Road to Rio: Weightlifter Sathish Sivalingam aims to achieve father's unfulfilled dream at Olympics

Sathish Sivalingam works as a Senior Clerk with the Southern Railways, Chennai. He also happens to be the sole male weightlifter to represent Indian in Rio.

FP Sports August 01, 2016 19:35:45 IST
Road to Rio: Weightlifter Sathish Sivalingam aims to achieve father's unfulfilled dream at Olympics

Name: Sathish Sivalingam
Age: 24
Discipline (sport): Weightlifting
Category: Men's 77 kg
Qualification: Sivalingam earned the right to compete at Rio after topping the selection trials across all weight divisions in Patiala. He lifted a total of 336kg in the 77kg weight division.
Strengths: If the Commonwealth Games are any indication, Sathish has a strong snatch that he can take advantage of.
Past Olympic performance: Debut.
Past record (best performances): - Sivalingam won a gold medal at the 2014 Glasgow Commonwealth Games in the 77 kg category.

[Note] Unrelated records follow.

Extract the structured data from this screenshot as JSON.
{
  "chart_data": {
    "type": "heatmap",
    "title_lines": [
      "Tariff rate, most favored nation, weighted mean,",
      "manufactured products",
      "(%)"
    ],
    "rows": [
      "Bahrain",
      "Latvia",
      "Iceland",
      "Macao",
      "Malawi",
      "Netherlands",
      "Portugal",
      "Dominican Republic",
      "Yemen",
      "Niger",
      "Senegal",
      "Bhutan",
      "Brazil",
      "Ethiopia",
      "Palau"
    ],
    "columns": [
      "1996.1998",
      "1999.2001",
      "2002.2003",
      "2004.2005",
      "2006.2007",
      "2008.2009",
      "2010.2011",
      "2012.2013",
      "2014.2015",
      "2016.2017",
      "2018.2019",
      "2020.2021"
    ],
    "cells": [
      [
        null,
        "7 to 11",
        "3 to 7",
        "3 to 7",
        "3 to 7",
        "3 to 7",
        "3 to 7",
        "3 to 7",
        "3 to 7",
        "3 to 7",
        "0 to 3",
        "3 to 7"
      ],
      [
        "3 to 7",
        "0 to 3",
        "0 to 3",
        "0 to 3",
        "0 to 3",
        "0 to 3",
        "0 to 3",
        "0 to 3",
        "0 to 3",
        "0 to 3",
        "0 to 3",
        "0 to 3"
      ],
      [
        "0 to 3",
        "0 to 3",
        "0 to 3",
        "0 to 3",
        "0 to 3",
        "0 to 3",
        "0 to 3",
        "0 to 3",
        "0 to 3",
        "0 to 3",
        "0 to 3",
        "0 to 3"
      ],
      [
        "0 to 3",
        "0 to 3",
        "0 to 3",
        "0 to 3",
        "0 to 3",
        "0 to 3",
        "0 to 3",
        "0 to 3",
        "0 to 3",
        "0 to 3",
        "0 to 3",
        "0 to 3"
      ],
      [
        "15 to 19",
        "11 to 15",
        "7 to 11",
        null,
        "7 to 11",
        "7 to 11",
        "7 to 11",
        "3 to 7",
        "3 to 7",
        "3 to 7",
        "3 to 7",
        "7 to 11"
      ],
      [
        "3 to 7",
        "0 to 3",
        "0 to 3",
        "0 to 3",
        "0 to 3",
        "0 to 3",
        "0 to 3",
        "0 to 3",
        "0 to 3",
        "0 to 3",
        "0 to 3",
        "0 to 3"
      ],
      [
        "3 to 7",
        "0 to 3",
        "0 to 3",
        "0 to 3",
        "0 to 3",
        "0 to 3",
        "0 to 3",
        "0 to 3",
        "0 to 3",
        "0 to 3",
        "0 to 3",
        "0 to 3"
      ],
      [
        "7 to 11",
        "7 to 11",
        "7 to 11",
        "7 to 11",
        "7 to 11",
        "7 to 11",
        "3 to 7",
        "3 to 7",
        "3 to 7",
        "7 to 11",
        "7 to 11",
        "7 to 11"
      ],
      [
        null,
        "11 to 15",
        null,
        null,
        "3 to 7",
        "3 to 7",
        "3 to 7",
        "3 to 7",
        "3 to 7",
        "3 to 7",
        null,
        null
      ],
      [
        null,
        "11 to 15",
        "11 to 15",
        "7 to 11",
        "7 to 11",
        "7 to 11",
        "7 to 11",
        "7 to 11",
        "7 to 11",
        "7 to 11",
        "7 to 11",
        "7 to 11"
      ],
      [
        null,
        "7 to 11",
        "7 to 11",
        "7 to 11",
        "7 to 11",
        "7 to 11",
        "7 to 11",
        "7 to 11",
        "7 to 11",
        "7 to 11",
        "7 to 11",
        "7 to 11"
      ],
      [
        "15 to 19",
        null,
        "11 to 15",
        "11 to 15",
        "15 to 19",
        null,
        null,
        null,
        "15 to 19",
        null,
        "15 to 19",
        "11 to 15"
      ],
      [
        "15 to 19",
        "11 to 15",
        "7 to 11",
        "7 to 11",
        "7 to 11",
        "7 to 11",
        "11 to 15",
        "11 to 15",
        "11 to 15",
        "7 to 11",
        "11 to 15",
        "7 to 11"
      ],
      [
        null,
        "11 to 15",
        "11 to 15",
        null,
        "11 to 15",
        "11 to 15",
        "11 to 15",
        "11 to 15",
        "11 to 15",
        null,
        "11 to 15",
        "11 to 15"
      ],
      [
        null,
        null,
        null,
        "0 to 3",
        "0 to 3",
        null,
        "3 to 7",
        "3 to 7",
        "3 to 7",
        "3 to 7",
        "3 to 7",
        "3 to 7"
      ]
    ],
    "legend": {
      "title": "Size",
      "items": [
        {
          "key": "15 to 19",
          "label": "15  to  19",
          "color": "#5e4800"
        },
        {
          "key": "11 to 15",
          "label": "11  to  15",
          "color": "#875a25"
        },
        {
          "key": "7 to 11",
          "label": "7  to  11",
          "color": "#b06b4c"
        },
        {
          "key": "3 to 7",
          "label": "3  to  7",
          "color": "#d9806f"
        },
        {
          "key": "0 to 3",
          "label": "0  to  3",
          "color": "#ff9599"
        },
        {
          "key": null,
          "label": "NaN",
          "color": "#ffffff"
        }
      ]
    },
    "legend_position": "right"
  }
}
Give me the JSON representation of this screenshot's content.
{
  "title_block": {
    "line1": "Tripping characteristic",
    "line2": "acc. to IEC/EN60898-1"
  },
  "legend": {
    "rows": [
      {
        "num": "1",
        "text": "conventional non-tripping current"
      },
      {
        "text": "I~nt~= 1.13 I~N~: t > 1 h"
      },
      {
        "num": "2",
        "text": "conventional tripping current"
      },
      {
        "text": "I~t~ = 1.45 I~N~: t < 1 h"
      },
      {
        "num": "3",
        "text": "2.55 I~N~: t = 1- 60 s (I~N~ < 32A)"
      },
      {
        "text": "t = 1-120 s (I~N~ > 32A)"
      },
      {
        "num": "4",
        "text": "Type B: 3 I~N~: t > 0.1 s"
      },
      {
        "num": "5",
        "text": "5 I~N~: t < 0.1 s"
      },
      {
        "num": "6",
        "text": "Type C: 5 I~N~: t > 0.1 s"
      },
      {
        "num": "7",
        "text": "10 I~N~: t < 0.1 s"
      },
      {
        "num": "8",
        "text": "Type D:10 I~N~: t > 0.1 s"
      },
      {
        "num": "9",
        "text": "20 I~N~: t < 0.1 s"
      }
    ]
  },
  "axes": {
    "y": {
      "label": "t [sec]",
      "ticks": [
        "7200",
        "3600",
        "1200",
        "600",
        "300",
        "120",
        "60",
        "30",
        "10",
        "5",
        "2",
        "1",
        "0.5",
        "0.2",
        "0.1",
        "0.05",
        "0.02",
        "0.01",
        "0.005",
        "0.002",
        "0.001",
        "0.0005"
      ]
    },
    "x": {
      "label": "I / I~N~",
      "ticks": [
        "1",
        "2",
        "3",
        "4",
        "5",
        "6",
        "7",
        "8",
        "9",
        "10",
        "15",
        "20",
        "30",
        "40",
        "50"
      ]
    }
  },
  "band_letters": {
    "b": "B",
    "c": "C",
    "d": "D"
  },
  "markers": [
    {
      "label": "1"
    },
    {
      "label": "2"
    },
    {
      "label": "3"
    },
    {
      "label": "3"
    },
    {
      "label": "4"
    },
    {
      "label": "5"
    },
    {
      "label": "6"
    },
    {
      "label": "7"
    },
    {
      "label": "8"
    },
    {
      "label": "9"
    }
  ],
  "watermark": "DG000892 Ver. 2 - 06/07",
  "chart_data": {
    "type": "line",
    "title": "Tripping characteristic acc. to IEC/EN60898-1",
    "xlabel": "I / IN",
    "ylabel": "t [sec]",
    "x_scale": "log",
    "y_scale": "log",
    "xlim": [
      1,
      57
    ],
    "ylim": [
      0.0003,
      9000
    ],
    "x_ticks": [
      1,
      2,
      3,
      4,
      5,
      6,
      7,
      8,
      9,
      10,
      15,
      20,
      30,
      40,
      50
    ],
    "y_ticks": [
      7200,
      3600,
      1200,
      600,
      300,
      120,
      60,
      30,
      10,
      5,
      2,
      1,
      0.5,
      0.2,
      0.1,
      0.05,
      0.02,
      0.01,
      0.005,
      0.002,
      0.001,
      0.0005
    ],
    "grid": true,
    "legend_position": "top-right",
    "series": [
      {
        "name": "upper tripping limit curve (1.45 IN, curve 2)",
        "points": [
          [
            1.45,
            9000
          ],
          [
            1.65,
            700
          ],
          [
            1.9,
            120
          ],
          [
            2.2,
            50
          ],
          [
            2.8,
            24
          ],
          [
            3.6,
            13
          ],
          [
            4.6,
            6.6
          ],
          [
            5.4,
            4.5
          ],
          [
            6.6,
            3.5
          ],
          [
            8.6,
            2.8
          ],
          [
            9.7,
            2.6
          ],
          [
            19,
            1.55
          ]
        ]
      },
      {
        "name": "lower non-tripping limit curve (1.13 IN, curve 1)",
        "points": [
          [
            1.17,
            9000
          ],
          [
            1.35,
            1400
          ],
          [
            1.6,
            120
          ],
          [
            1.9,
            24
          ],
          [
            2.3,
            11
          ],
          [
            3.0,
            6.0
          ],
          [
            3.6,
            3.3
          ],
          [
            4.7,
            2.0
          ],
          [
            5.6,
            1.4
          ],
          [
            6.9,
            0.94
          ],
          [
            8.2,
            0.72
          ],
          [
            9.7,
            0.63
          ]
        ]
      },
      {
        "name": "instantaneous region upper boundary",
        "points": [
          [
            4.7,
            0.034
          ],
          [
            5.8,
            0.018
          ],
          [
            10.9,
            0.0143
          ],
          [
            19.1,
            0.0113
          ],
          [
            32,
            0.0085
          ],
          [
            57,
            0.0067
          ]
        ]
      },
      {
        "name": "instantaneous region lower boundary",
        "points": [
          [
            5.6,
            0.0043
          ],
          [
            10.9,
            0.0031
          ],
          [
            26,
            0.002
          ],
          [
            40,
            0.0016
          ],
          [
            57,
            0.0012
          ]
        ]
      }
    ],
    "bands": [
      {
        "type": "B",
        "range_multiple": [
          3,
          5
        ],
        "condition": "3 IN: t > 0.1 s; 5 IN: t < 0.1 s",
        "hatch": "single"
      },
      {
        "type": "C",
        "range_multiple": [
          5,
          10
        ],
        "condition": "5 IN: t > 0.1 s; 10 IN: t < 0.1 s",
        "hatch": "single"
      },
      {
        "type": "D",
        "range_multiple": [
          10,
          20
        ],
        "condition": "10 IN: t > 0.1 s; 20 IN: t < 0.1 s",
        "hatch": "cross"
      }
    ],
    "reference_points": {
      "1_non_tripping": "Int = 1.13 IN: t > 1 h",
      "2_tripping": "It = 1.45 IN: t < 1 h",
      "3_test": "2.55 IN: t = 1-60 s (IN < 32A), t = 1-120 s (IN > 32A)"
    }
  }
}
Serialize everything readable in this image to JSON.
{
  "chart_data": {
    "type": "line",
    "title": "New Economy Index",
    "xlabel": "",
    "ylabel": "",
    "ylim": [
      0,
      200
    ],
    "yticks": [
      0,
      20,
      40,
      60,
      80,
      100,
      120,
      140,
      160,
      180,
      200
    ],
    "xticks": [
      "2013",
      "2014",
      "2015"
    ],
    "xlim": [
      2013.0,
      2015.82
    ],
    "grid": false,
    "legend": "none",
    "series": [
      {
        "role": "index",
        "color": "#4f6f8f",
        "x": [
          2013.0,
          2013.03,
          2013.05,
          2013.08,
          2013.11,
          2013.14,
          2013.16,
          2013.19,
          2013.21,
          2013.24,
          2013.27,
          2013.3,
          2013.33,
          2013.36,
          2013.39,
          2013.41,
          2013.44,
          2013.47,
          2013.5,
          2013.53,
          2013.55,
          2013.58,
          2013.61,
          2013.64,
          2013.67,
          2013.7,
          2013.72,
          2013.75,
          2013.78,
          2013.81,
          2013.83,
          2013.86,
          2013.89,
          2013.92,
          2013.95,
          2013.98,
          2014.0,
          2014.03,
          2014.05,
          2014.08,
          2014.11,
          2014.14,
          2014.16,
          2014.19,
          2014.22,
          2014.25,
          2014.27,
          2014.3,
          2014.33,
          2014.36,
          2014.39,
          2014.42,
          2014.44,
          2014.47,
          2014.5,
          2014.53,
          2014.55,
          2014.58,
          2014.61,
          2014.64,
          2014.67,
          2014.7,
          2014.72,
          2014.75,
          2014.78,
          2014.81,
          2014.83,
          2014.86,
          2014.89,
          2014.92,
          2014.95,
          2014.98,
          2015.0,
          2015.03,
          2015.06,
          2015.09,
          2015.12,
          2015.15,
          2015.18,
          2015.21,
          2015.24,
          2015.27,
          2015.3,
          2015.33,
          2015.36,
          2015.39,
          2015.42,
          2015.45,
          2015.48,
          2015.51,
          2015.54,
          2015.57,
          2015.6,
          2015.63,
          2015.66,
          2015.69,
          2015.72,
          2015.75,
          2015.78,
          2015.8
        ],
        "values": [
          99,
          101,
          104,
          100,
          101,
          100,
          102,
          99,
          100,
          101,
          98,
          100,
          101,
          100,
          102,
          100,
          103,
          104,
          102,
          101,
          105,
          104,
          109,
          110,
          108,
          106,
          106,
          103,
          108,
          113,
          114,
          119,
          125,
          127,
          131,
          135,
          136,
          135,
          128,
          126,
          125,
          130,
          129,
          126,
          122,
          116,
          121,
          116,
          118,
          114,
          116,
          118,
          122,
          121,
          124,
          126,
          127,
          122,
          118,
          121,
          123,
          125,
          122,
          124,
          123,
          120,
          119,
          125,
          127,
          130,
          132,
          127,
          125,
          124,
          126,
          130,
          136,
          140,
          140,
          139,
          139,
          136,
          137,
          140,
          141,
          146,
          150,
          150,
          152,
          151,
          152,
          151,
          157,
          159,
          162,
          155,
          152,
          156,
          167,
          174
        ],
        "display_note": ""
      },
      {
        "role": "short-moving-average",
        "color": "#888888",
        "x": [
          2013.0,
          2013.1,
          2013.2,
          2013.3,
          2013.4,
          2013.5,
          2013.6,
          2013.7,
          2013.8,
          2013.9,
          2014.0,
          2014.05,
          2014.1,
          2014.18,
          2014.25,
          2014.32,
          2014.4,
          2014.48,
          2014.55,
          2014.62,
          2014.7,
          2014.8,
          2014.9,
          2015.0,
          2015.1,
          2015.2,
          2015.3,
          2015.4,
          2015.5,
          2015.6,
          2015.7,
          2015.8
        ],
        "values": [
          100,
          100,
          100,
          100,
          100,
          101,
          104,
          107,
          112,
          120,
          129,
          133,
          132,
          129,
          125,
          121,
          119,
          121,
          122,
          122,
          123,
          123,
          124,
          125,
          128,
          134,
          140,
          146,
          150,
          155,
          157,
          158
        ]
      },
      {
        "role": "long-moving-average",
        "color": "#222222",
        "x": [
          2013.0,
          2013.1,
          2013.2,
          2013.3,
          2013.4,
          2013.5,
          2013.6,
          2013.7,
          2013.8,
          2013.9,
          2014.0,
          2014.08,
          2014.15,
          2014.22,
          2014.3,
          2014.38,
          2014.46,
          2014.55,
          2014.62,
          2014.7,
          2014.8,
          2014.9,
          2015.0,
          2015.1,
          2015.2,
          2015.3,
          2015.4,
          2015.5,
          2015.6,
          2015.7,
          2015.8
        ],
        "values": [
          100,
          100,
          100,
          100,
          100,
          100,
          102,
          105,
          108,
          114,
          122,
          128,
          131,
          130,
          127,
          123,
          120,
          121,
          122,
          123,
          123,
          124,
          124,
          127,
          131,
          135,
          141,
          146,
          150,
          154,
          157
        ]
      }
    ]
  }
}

Road to Rio Weightlifter Sathish Sivalingam aims to achieve fathers unfulfilled dream at Olympics

File photo of Sathish Kumar Sivalingam. AFP

Sathish Sivalingam works as a Senior Clerk with the Southern Railways in Chennai. He also happens to be the sole male weightlifter to represent Indian in the Rio Olympics. This is the second time Sivalingam will be making the nation proud on an international platform.

His gold medal victory at the 2014 Commonwealth Games brought Sathish’s talent in the spotlight. In an impressive display, his 149kg Snatch lift broke the Commonwealth record which was earlier held by Yuko Peter of Nauru. This accomplishment got him a well-deserved Rs.50 Lakh reward by Tamil Nadu’s CM J Jayalalithaa.

It is acknowledgments like these that keep pushing Sivalingam forward. Being the only athlete from Tamil Nadu in 2015 to receive an Arjuna Award that too at a time when weightlifting in India was marred by doping controversies, really helped Sathish gain perspective. “When I started my career, my primary aim was to get a job and settle down in life. But your priorities change after some time and I started to dream about the Arjuna award from 2011. I hope the award inspires youngsters to take up weightlifting,” he told Deccan Chronicle.

The Vellore-born from Sathuvachari village made weightlifting his prime directive at a very young age, and he has been devoted to the sport ever since he began. “I started training him before he turned 13. He worked for not less than five hours a day. Sathish had won medals in junior and senior categories in the State, national and Asian-level games,” Sathish’s father told The New Indian Express. His father is a former army man as well as a former national-level weightlifter who has won two national-level competition medals. Even Sathish’s brother lauds his dedication, “Except Sundays, he will not miss a day of training,” said his brother Pradeep Kumar.

Sathish hopes to bring pride to his father in the Olympics, "I am from a poor family and my father was in the army in a small post. He played at the national championships but failed to win a medal at the international level. He wanted me to win a medal in a big international event," he said to The Times of India.

He believes that he and his peer Saikhom Mirabai Chanu has done well despite the dearth of facilities. “I do not think that Indian weightlifters are lagging behind the world’s best. It is just that these top lifters have a proper structure in place in their respective nations. Look at China for instance; they have ‘A’, ‘B’ and ‘C teams and their lifters have a personal physios and masseurs. In India, we do get these facilities for major events only and it will nice if we also get more personal attention at national camps. Having personal physios and masseurs will be big boost to Indian weightlifting,” he told Sportskeeda.

The Indian contenders recently trained in Belarus right after the selection trials to prepare for Rio. Indian Weightlifting Federation secretary general D Chandrahas Rai said the training was planned in such a way that the weightlifters would directly head to Rio after the training and be in their best shape during the competition.

When asked about his expectations from the contingent, Rai was grounded but hopeful, “the competition is going to be really stiff in Rio. Anything can happen in sport but it is good to be realistic. Of course we all hope for the best, ideally, our lifters should be able to finish in the top eight to ten positions, though it does not mean they cannot go beyond that,” Rai stated to Sportskeeda. But Sathish’s father is confident. He told ESPN that, "Sathish will achieve what I never could. He'll return with a medal. It's more than mere hope. It's belief."